When Republicans and Democrats describe each other’s budgets, a person could be forgiven for thinking the plans are as far apart as possible.
Republicans say putting the budget into balance by 2023 is necessary to help get the economy on track, with spending reductions alone and not raising taxes. Democrats say the cuts would hurt growth and instead want to stabilize the deficit in proportion to the size of the economy.
Not long ago -- and seemingly forgotten in the current debate about spending programs and tax reform -- Republicans said the deficits under George W. Bush were sustainable and in proportion to the size of the economy, while Democrats criticized Republicans and Bush for not reducing the deficit more quickly, Bloomberg BNA reported.
With the deficit-to-GDP ratio in fiscal 2012 at 7.0 percent, the switch in tone begs the question: Have times changed or have only the political winds shifted, reflecting the difference in control of the White House?
In July 2006, the Bush administration released its mid- session review, projecting a deficit of $296 billion, or 2.3 percent of gross domestic product, for fiscal 2006.
That was less than a prior forecast from February of $423 billion, or 3.2 percent of GDP. Officials called the new ratio “significantly lower” and a sign of progress.
“The deficit-to-GDP ratio measures the size of the deficit in relation to the economy as a whole and permits meaningful comparisons of deficits over time. The 2.3 percent deficit-to- GDP ratio would be the lowest ratio since 2002 and in line with the 40-year average of 2.3 percent,” the Bush Office of Management and Budget said.
Then-House Majority Leader John Boehner said in a statement, “Today’s announcement is another clear signal that Republicans are making real progress on behalf of American taxpayers to reduce and eventually eliminate our deficit.” He also noted the deficit-to-GDP measure as being “equal to the historical average.”

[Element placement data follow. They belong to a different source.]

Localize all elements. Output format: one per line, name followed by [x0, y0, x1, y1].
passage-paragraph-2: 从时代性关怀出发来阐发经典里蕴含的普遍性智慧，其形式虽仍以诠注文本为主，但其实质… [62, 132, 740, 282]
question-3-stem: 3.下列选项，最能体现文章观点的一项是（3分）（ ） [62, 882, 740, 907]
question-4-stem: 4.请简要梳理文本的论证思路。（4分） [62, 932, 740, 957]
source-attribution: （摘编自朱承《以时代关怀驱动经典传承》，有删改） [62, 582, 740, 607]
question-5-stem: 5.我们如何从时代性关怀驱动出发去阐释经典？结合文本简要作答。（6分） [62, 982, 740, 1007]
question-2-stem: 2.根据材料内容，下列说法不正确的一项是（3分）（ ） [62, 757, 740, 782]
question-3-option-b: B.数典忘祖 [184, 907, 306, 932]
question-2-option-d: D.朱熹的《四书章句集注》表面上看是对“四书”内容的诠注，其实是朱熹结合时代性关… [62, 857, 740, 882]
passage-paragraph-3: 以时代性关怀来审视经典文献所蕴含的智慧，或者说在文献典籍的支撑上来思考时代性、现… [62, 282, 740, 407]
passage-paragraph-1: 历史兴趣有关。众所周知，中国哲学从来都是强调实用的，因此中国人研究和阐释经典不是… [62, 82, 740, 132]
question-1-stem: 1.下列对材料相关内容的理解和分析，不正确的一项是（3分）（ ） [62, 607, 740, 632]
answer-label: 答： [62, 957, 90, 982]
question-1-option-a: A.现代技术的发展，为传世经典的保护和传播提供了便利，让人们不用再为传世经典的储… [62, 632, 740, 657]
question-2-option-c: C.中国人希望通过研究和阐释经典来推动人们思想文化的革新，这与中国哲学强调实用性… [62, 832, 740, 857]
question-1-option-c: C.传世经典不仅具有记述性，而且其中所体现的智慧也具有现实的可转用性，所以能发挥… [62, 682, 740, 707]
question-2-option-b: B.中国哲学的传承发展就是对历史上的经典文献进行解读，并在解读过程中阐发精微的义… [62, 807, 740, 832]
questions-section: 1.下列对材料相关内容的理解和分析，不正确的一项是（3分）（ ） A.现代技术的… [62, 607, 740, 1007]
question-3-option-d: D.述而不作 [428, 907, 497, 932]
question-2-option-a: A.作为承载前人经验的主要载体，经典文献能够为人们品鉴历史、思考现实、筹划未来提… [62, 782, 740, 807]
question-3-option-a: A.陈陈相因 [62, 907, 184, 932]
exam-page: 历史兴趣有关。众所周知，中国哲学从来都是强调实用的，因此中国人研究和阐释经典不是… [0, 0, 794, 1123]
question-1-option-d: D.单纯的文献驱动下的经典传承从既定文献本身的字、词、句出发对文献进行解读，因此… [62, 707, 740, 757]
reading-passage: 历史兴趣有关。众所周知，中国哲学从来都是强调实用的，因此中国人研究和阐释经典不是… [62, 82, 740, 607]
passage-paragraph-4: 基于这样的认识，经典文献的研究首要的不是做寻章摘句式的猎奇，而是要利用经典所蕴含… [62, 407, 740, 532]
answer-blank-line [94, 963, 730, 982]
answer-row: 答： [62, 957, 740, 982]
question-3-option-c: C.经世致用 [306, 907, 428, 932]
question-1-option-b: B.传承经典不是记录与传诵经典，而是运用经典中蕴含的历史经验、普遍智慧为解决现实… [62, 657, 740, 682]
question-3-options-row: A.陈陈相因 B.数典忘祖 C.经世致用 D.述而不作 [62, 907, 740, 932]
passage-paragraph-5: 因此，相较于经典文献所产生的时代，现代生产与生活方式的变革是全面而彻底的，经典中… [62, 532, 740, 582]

Paul Ryan, who had yet to be named as the lead Republican on the House Budget Committee he now chairs, said the data showed “tax relief paired with spending controls can put our fiscal house in order and eliminate the deficit.” He mentioned the ratio as being equal to the 40-year average.

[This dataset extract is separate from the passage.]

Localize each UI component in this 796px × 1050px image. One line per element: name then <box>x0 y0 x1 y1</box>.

Some Democrats were far more deficit hawkish then than now. The then-incoming chairman of the Senate Budget Committee, Kent Conrad, said Dec. 1, 2006, the description of a deficit-to-GDP ratio of 2.0 percent as sustainable was “irresponsible.” The description originated with the then-acting director of the Congressional Budget Office, Donald Marron, who now serves as the director of the nonpartisan Tax Policy Center.
Seven years later, the positions have reversed.
The centerpiece of the House Republican budget is its claim to balance in 2023. The Democratic plan from the Senate doesn’t balance in the 10-year budget window and sees a deficit of $566 billion, or about 2.2 percent of GDP in 2023.
Democrats talk about another ratio -- debt-to-GDP -- which they want to keep stable at around 70 percent. The Ryan plan would put publicly-held debt on a downward trajectory by 2023, falling to 54.8 percent in the final year.
The debt-to-GDP figure is related to the annual deficit-to- GDP ratio, as it represents the accumulation of past deficits compared with the size of the economy. Annual deficits above the rate of economic growth also increase the debt as a percentage of GDP.
“Both are playing politics,” Mike Moran, chief economist with Daiwa Capital Markets America Inc., told BNA. Both plans leave the debt-to-GDP measure too high, he said. “These are not realistic alternatives.”
Spokesmen for Boehner and Ryan didn’t return messages about the change in stance. “Getting the debt to stabilize in this high-debt era does not fix our problems because the debt’s already too large,” Ryan said March 12.
A more benign view of debt was put forward in 1995, in a paper for by Johns Hopkins University economist Laurence Ball; Douglas Elmendorf, now the director of the CBO; and Greg Mankiw, who headed the White House’s Council of Economic Advisers under George W. Bush.
They argued that a government could perpetually roll over its debt by issuing new debt if the long-run rate of economic growth outpaced the interest rates paid. Essentially, they wrote, it would amount to a “Ponzi gamble.”
“The government can most likely run a successful Ponzi gamble by deficit spending for a while without ever raising taxes to repay the debt and accumulated interest,” they wrote. “It would be wrong to conclude that such a Ponzi gamble is desirable, ex ante, for it is not certain to succeed. Yet it does succeed with a high probability. And when it succeeds, it can raise welfare for all generations.”